Insurance Companies Pocketing Millions in Overpayments Through Their Medicare Advantage Subsidiaries, Audits Find

McKnight’s Senior Living | By Kathleen Steele Gaivin
 
The Centers for Medicare & Medicaid Services released the results of 90 audits of Medicare Advantage plans. The federal audits discovered $12 million in net overpayments for the care of 18,090 patients sampled, Kaiser Health News reported Monday.
 
CMS released the audits to settle a Freedom of Information lawsuit KHN filed against the agency just over three years ago. The audits looked at billings from 2011 through 2013, which are the most recent reviews completed, according to KHN.
 
Currently 46% of Medicare-eligible older adults are enrolled in MA plans.

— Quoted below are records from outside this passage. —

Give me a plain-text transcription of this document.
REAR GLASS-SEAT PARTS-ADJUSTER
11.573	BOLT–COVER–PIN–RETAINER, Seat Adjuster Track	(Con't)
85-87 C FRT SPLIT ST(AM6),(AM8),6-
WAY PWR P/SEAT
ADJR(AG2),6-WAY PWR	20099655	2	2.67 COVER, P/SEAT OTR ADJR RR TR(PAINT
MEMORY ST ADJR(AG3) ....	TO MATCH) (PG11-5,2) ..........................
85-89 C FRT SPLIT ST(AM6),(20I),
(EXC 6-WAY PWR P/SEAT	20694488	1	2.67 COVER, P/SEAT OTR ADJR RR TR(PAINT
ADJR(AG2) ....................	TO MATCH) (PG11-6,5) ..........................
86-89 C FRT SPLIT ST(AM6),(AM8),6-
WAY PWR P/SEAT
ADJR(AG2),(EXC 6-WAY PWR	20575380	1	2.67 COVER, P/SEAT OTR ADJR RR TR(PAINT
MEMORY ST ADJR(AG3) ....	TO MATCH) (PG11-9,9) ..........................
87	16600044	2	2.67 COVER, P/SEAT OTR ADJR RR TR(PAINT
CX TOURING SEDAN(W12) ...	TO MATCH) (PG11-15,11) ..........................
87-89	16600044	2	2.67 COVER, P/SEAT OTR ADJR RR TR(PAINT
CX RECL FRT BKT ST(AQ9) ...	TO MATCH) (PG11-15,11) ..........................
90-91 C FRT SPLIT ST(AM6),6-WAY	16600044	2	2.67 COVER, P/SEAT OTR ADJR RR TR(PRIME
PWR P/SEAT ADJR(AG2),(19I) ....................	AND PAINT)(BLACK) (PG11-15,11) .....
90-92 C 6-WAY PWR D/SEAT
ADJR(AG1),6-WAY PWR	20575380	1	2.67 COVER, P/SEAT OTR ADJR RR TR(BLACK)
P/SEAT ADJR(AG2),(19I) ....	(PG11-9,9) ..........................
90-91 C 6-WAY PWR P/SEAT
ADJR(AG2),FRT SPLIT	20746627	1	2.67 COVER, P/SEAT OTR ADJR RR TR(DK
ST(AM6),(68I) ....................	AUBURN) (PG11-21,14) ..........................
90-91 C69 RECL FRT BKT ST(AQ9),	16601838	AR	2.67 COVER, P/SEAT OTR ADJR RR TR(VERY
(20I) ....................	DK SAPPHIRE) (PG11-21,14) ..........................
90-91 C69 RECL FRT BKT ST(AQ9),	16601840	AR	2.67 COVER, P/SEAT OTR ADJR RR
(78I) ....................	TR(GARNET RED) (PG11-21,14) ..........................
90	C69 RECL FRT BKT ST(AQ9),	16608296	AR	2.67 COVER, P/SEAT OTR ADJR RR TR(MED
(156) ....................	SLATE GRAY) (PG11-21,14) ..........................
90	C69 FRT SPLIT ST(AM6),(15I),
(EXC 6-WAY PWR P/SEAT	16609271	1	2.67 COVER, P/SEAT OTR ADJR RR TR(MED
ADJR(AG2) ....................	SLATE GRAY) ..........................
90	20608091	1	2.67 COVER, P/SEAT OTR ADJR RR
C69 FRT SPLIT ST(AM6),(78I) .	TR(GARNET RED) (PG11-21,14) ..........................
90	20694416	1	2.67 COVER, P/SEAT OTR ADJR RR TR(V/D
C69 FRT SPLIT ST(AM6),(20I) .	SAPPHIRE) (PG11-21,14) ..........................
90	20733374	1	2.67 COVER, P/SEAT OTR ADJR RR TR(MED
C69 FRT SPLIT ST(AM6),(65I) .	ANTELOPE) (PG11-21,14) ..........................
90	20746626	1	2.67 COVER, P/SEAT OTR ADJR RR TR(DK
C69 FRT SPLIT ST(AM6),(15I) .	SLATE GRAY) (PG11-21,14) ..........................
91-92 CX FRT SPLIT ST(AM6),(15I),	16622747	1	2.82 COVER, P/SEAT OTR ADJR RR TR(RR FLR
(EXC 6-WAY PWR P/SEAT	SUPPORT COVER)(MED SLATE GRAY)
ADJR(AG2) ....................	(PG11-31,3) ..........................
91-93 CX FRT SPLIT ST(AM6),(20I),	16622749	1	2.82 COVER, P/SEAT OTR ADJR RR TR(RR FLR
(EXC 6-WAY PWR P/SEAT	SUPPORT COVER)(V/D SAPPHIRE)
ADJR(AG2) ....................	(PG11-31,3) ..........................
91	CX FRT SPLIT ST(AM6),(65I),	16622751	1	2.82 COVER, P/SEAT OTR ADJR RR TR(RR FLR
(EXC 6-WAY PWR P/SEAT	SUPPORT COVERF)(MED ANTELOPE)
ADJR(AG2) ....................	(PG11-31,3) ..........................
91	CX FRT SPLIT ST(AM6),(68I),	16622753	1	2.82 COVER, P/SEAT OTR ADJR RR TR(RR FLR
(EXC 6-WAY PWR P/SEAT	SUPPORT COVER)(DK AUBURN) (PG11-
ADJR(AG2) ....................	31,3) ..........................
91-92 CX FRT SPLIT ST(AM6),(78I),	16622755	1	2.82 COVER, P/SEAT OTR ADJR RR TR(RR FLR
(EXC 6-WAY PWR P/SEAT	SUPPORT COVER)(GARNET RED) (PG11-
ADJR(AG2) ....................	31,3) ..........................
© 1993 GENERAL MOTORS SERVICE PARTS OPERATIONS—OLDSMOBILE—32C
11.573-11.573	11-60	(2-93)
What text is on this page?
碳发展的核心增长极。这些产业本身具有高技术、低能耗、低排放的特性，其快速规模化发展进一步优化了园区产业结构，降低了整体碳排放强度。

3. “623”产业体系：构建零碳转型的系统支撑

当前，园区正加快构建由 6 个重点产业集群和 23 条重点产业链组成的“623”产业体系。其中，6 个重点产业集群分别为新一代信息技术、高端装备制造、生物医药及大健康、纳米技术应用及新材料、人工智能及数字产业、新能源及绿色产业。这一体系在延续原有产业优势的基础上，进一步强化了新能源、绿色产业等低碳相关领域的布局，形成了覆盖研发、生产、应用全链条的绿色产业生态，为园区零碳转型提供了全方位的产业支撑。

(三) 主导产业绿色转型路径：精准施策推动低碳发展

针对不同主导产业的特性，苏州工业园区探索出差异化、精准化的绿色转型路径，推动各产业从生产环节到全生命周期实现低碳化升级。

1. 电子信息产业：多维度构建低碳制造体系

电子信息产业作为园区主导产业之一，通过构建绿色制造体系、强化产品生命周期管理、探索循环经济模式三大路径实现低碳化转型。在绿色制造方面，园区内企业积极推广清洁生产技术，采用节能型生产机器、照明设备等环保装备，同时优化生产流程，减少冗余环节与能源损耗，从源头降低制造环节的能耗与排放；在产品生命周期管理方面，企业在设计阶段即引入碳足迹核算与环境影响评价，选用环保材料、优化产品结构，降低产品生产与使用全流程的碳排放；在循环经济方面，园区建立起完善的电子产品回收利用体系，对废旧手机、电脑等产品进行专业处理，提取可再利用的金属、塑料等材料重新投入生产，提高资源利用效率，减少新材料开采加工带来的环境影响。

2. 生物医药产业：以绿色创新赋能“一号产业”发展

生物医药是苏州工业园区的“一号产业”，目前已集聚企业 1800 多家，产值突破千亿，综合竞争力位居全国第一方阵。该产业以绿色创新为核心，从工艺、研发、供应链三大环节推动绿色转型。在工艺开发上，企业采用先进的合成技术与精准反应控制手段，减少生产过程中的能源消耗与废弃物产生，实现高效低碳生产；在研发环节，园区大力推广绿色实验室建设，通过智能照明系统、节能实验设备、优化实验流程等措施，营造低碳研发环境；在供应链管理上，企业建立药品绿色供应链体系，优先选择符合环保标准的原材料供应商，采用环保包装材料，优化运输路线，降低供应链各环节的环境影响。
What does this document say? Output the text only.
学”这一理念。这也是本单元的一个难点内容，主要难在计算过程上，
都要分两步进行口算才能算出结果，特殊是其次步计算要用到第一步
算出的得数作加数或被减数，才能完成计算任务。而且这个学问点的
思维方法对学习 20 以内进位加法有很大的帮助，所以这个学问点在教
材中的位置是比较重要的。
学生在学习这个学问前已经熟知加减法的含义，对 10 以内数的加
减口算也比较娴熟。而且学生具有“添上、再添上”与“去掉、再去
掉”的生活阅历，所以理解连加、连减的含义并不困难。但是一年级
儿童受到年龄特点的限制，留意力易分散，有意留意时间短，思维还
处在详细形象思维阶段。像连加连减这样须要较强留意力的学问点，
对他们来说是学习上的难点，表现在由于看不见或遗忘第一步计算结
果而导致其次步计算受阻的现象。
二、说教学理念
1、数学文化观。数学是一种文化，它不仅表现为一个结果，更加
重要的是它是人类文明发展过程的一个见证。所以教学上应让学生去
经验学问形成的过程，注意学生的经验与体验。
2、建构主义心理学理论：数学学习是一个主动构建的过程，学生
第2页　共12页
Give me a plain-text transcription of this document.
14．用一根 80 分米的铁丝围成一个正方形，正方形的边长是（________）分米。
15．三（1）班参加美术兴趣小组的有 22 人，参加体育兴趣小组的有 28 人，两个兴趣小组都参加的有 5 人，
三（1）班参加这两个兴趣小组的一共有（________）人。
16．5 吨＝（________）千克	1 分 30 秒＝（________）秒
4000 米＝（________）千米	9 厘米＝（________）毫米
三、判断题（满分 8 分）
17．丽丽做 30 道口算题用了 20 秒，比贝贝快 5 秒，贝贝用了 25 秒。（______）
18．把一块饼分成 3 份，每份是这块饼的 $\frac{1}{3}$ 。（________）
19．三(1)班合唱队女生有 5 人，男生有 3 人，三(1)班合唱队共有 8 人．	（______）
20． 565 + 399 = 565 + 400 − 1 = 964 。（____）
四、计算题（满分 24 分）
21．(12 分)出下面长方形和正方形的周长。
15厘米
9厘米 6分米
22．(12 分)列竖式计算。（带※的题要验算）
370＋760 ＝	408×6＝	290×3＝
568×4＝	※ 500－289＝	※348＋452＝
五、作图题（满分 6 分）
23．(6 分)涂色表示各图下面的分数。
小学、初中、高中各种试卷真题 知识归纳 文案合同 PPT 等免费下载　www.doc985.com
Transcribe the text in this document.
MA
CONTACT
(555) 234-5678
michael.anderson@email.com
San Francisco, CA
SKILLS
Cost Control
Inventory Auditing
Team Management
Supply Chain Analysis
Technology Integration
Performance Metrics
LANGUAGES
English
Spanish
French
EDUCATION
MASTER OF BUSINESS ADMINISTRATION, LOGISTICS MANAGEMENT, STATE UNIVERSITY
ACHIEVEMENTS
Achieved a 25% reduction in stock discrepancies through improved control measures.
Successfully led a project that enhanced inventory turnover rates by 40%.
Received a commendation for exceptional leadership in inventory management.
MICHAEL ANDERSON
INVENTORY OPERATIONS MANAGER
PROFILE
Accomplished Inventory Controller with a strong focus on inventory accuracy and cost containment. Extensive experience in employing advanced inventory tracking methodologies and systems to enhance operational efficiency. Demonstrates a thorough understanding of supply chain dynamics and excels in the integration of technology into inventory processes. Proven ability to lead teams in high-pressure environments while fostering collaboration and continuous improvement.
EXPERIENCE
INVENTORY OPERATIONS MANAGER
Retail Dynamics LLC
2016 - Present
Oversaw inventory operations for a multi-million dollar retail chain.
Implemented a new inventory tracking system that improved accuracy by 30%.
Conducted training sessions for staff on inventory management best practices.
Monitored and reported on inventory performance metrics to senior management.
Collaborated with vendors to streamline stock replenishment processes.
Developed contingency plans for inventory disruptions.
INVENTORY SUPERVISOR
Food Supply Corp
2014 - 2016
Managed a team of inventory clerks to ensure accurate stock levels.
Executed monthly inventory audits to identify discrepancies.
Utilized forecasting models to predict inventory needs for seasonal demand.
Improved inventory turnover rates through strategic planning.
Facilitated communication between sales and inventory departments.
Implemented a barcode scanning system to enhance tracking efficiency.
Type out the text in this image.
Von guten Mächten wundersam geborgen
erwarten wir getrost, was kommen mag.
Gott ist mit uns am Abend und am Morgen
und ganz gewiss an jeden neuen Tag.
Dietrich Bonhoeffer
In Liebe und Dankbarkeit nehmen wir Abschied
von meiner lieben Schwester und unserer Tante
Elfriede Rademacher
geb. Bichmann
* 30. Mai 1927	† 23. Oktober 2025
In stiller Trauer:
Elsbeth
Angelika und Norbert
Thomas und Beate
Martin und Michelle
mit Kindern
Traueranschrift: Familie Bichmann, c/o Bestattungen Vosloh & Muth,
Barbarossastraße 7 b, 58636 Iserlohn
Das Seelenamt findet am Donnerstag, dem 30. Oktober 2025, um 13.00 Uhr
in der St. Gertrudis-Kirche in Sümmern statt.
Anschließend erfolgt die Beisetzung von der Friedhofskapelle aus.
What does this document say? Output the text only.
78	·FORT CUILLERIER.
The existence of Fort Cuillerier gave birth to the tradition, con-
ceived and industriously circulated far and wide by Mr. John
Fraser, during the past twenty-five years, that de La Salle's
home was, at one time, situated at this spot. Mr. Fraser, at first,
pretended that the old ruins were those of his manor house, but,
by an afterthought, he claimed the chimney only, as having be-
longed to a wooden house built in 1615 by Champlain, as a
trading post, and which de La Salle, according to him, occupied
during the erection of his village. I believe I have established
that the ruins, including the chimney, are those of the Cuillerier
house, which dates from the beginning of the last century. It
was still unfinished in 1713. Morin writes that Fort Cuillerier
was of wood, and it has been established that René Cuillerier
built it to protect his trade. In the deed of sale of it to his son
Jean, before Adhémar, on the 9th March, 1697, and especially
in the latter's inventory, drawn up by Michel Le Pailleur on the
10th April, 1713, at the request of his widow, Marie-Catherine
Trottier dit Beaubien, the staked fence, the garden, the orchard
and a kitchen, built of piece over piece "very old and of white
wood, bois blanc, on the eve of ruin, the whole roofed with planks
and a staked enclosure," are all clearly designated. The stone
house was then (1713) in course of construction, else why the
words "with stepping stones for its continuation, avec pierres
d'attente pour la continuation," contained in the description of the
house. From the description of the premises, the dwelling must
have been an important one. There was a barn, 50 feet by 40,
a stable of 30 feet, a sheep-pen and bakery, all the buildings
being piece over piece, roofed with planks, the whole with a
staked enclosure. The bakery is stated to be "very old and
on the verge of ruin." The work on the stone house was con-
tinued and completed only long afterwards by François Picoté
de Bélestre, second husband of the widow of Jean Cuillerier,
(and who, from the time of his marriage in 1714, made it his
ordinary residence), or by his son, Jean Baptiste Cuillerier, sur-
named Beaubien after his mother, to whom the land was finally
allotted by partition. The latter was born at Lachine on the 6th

That number is expected to exceed 50% within the next few years.
 
“It’s incredibly frustrating that it took a lawsuit and years of pushing to make this vital information public,” Thomas Burke, a San Francisco attorney who represented KHN pro bono, said in an article published on KHN’s website last month.
 
Medicare Advantage plans primarily are run by major insurance companies. As the plans have grown in popularity as an alternative to traditional  Medicare coverage, they have fallen under increased scrutiny, as previously reported by McKnight’s. Last spring, the Office of Inspector General accused MA organizations of denying or delaying services that met Medicare coverage and MA billing rules. In August, CMS published a request for information, asking the public to provide input regarding various aspects of MA plans. Several home care organizations, including the National Association for Home Care and Hospice and the Partnership for Quality Home Healthcare, urged CMS to ensure that MA plans provide the same level of care as fee-for-service plans and release patients from hospitals to home healthcare in a timely fashion.
 
According to KHN, federal regulators have said they intend to extrapolate the payment error rates from those samples across the total membership of each plan — and recoup an estimated $650 million as a result. The audits go back more than a decade, yet there has been no attempt to recover the losses. CMS was set to unveil a final extrapolation rule Nov. 1, but that didn’t happen. The agency has now pushed that action off until February.